Arsenal a dû défendre, subir, et espérer un plan trop passif pour décrocher la plus belle des coupes.
L’attaque, talon d’Achille d’un club ambitieux
L’été dernier, Arsenal avait pourtant mis la main au portefeuille. Eze, Madueke, Gyokeres près de 180 millions de livres sterling investis dans le secteur offensif. Précieux pour conquérir la Premier League, ces trois recrues se sont retrouvées sur le banc au soir de la finale la plus importante de la décennie. Un paradoxe qui n’a échappé à personne – et certainement pas à Jamie Carragher, cinglant dans son analyse :
« La seule façon dont Arsenal a joué ce soir était la seule façon dont ils auraient pu jouer pour essayer de battre le PSG. Ils n’ont pas assez de qualité en attaque. Ils ont besoin de meilleurs attaquants. »
Malgré l’ouverture du score de Kai Havertz, l’attaque londonienne n’a pas pesé dans les moments décisifs. Et selon The Times, Arteta en a tiré les conclusions : il veut des joueurs créatifs, capables de faire basculer un match seuls, à l’image de ce que le PSG produit semaine après semaine. Des profils qui pressent, qui déstabilisent, qui créent quelque chose à partir de rien.

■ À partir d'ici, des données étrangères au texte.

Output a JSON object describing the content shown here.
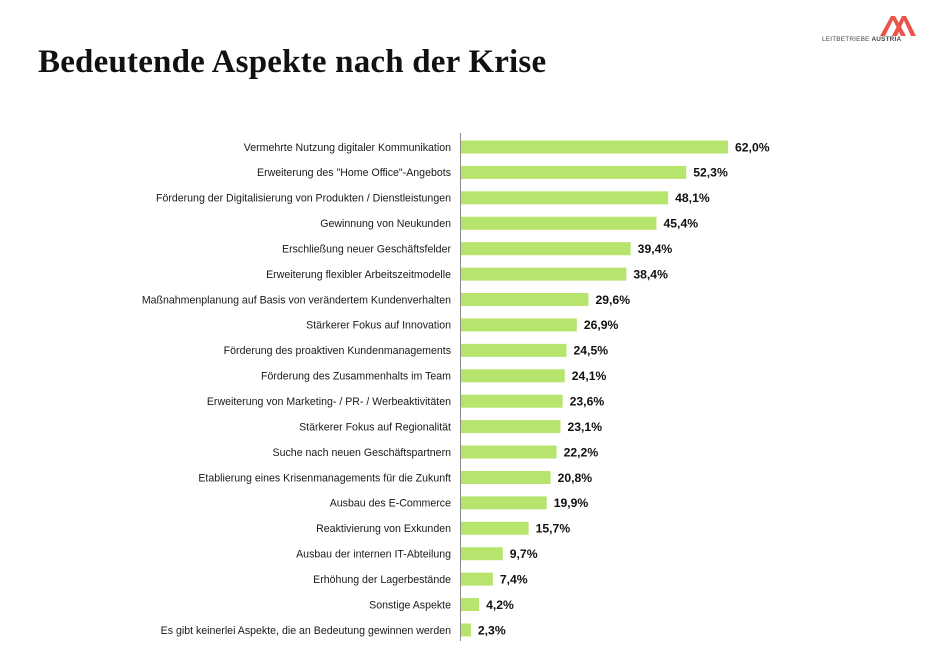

Un mercato ciblé, une ambition affichée
Selon The Times, plusieurs pistes sont déjà identifiées. En attaque, Julián Álvarez restait l’option rêvée mais la concurrence du Barça et du PSG a refroidi les espoirs londoniens. Junior Kroupi (Bournemouth) devient une alternative sérieuse. Sur le flanc gauche, Anthony Gordon a filé au Barça un coup dur. Arsenal suit désormais Morgan Rogers (Aston Villa) et s’est vu proposer Rafael Leão (AC Milan), un profil explosif qui saurait apporter cette imprévisibilité qui manque tant aux Gunners. Igor Thiago (Brentford) est également dans le radar en pointe.

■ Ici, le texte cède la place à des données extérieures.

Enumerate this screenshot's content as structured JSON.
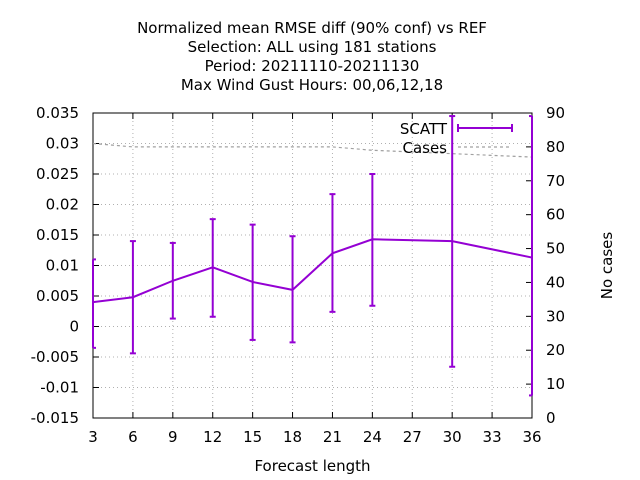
{
  "chart_data": {
    "type": "line",
    "title_lines": [
      "Normalized mean RMSE diff (90% conf) vs REF",
      "Selection: ALL using   181 stations",
      "Period: 20211110-20211130",
      "Max Wind Gust   Hours:  00,06,12,18"
    ],
    "xlabel": "Forecast length",
    "y2label": "No cases",
    "xlim": [
      3,
      36
    ],
    "ylim": [
      -0.015,
      0.035
    ],
    "y2lim": [
      0,
      90
    ],
    "xticks": [
      "3",
      "6",
      "9",
      "12",
      "15",
      "18",
      "21",
      "24",
      "27",
      "30",
      "33",
      "36"
    ],
    "yticks": [
      "-0.015",
      "-0.01",
      "-0.005",
      "0",
      "0.005",
      "0.01",
      "0.015",
      "0.02",
      "0.025",
      "0.03",
      "0.035"
    ],
    "y2ticks": [
      "0",
      "10",
      "20",
      "30",
      "40",
      "50",
      "60",
      "70",
      "80",
      "90"
    ],
    "grid": true,
    "legend_position": "top-right",
    "series": [
      {
        "name": "SCATT",
        "color": "#9400d3",
        "x": [
          3,
          6,
          9,
          12,
          15,
          18,
          21,
          24,
          30,
          36
        ],
        "y": [
          0.004,
          0.0048,
          0.0075,
          0.0097,
          0.0073,
          0.006,
          0.012,
          0.0143,
          0.014,
          0.0113
        ],
        "err_low": [
          -0.0035,
          -0.0044,
          0.0013,
          0.0016,
          -0.0022,
          -0.0026,
          0.0024,
          0.0034,
          -0.0066,
          -0.0113
        ],
        "err_high": [
          0.011,
          0.014,
          0.0137,
          0.0176,
          0.0167,
          0.0148,
          0.0217,
          0.025,
          0.0345,
          0.0345
        ]
      },
      {
        "name": "Cases",
        "color": "#a0a0a0",
        "axis": "y2",
        "x": [
          3,
          6,
          9,
          12,
          15,
          18,
          21,
          24,
          30,
          36
        ],
        "y": [
          81,
          80,
          80,
          80,
          80,
          80,
          80,
          79,
          78,
          77
        ]
      }
    ]
  }
}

Dans l’entrejeu, les noms de Mateus Fernandes (West Ham), Sandro Tonali (Newcastle) et Ayyoub Bouaddi (Lille) circulent. En défense, Castello Lukeba (Leipzig) est cité pour renforcer l’axe central et préparer l’avenir. Du côté des départs, l’avenir de Martinelli, Trossard et Gabriel Jesus est incertain Arsenal veut faire le ménage pour mieux reconstruire.
Pas une révolution
Ce que prépare Arteta n’est pas une remise à plat totale. Les fondations sont solides, la défense est une référence, et le titre de champion d’Angleterre reste un socle précieux. Mais sur ce socle, l’entraîneur espagnol veut poser quelque chose de nouveau : plus de créativité, plus d’audace, plus de capacité à dominer les grands matchs plutôt qu’à les subir. Selon ses propres mots, « nous allons devoir faire preuve d’ambition, car nous en sommes plus que capables. » La direction a les ressources financières pour y répondre. Il ne reste plus qu’à trouver les bons joueurs et à espérer que la prochaine finale, si elle arrive, se joue avec un visage différent. Un visage qui ressemble un peu plus à celui du PSG.